Circumstances to be factored – or not – in the first step of the analysis
According to the AG, the GC failed to establish to the requisite standard that Intel’s rebates were likely to result in competitive harm. In particular, the GC wrongly assessed the following criteria:
- The limited size of the tied market share: Intel’s practices affected only 14% of the market. By contrast, in previous cases, this share was around 40%. According to the AG, the GC was wrong to dismiss this parameter as irrelevant to the analysis: ‘the size of the tied part of the market is equally relevant, irrespective of the form of the scheme.’
- The short duration of the challenged rebates: Intel applied the challenged rebates by means of a succession of short-term agreements over several years. For the GC, this meant that the rebates had lasted for the overall period covered by the short-term agreements, and therefore were capable of restricting competition. AG Wahl does not agree with this approach: since customers had the option to switch supplier at the end of each individual agreement, the duration of the rebates had to be assessed by reference to that of each individual agreement.
- Market performance of the competitor and declining prices: AG Wahl considers that this parameter is irrelevant to the analysis.
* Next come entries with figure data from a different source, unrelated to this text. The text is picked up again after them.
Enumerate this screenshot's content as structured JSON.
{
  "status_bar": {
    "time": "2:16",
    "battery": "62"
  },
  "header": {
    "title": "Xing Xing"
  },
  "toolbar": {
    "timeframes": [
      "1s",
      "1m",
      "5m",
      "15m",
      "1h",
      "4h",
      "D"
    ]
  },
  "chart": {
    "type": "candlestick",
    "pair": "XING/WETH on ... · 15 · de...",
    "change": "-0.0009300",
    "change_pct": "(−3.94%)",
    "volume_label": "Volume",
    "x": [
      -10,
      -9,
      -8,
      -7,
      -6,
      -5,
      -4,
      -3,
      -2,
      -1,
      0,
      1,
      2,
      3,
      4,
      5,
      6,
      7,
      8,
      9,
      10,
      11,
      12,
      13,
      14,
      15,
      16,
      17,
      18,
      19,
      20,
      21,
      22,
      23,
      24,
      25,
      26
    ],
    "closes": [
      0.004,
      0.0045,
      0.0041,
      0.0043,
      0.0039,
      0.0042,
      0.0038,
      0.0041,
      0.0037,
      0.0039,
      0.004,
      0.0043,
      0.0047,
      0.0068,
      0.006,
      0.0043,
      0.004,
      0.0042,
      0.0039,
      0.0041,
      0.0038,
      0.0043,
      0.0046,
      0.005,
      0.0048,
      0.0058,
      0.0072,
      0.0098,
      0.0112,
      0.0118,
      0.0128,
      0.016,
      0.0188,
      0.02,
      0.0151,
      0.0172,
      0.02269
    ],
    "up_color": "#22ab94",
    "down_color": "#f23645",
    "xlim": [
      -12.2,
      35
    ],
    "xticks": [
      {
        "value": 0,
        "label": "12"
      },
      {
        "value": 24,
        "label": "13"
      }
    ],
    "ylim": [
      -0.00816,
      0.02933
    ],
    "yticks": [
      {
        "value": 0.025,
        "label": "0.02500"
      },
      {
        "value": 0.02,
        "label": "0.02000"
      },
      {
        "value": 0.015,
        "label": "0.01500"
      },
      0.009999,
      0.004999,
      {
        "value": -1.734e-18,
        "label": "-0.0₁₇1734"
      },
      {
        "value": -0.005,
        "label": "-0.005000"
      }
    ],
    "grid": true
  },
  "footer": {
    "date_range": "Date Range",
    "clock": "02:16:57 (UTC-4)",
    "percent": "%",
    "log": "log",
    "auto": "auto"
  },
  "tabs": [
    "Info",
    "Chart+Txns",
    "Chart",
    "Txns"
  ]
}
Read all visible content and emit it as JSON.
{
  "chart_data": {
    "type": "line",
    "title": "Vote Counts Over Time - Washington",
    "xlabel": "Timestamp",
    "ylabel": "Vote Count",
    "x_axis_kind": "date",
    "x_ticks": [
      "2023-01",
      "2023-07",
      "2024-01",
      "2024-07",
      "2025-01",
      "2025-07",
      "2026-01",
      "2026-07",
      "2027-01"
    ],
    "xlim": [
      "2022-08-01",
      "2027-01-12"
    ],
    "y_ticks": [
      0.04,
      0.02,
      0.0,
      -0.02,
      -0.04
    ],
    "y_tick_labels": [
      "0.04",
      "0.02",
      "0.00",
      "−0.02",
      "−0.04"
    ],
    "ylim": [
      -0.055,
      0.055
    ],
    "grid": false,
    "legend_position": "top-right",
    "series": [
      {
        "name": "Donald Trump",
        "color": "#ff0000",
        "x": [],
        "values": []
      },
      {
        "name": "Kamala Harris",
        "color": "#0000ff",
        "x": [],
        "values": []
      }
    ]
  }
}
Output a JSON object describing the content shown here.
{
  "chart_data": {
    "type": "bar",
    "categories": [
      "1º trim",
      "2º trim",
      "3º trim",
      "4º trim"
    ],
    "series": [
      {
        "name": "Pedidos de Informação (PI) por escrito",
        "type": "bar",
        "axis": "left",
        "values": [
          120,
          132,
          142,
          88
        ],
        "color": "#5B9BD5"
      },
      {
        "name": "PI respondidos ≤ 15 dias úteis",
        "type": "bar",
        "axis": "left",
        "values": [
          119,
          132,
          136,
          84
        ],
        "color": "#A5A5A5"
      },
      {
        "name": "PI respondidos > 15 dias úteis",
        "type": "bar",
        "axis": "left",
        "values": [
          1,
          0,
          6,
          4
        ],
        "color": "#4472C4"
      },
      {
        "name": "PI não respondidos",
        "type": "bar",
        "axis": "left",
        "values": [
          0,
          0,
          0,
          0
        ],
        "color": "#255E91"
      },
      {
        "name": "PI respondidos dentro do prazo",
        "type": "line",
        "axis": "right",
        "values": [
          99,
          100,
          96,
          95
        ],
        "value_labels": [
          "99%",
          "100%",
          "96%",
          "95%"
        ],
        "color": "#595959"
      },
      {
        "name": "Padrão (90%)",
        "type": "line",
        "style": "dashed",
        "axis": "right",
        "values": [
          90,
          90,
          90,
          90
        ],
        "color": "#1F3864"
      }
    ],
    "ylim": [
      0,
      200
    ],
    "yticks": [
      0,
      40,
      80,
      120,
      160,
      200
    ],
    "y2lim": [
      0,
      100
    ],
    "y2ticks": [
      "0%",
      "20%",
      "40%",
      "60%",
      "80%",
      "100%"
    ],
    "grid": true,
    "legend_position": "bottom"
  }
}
- AEC (‘as efficient competitor’) test: AG Wahl concedes that the Commission is not always under an obligation to apply the AEC test (as highlighted in previous cases - see in particular our briefing on Post Danmark II). However, he takes the view that, in the present case, the Commission was subject to this obligation. This is because, first, the Commission did in fact carry out an AEC test – and then disregarded it on the basis that it did not help to establish an abuse. Second, the other circumstances assessed by the GC did not unequivocally support a finding of an effect on competition.
In view of these elements, AG Wahl concludes that that assessment does not confirm an effect of the Intel’s rebates on competition.
Why the CoJ Should Follow AG Wahl’s Opinion
Assessing the legality of rebates under Article 102 TFEU is a headache for companies in search of practical solutions that provide a high level of legal certainty. Over the years, the administrative practice and the jurisprudence have considered different approaches to that end. Under one approach, a rebate must be regarded as abusive if it is ‘loyalty-enhancing,’ regardless of its concrete effects on the market. This rather formalistic approach stems from established case-law, which includes Hoffmann-La Roche. A second, more economic approach consists of assessing the practical effects of the rebate. Arguably, such an economic effect-based approach can provide greater flexibility to dominant undertakings that are willing to grant rebates to their customers.
If endorsed by the CoJ, AG Wahl’s suggestion that all rebates should be examined in their context would do away with a formalistic and somewhat ‘old school’ approach of rebates under Article 102 TFEU. In doing so, it would also bring clarity into a line of case-law that has been quite bewildering for several generations of competition law practitioners. Finally, such endorsement by the CoJ would ensure greater flexibility to dominant businesses willing to offer rebates to their customers.
As a side note, it is regrettable that the AG does not provide a more complete template for the assessment of rebates. In particular, the opinion focuses only on the first step of the two-steps approach for which AG Wahl advocated. No guidance is provided with regards to the fully-fledged economic assessment required as a second step of the analysis. This is an issue of importance for businesses, and yet a recurrent grey zone in the assessment of rebates under Article 102 TFEU (see for instance our briefing on Post Danmark II).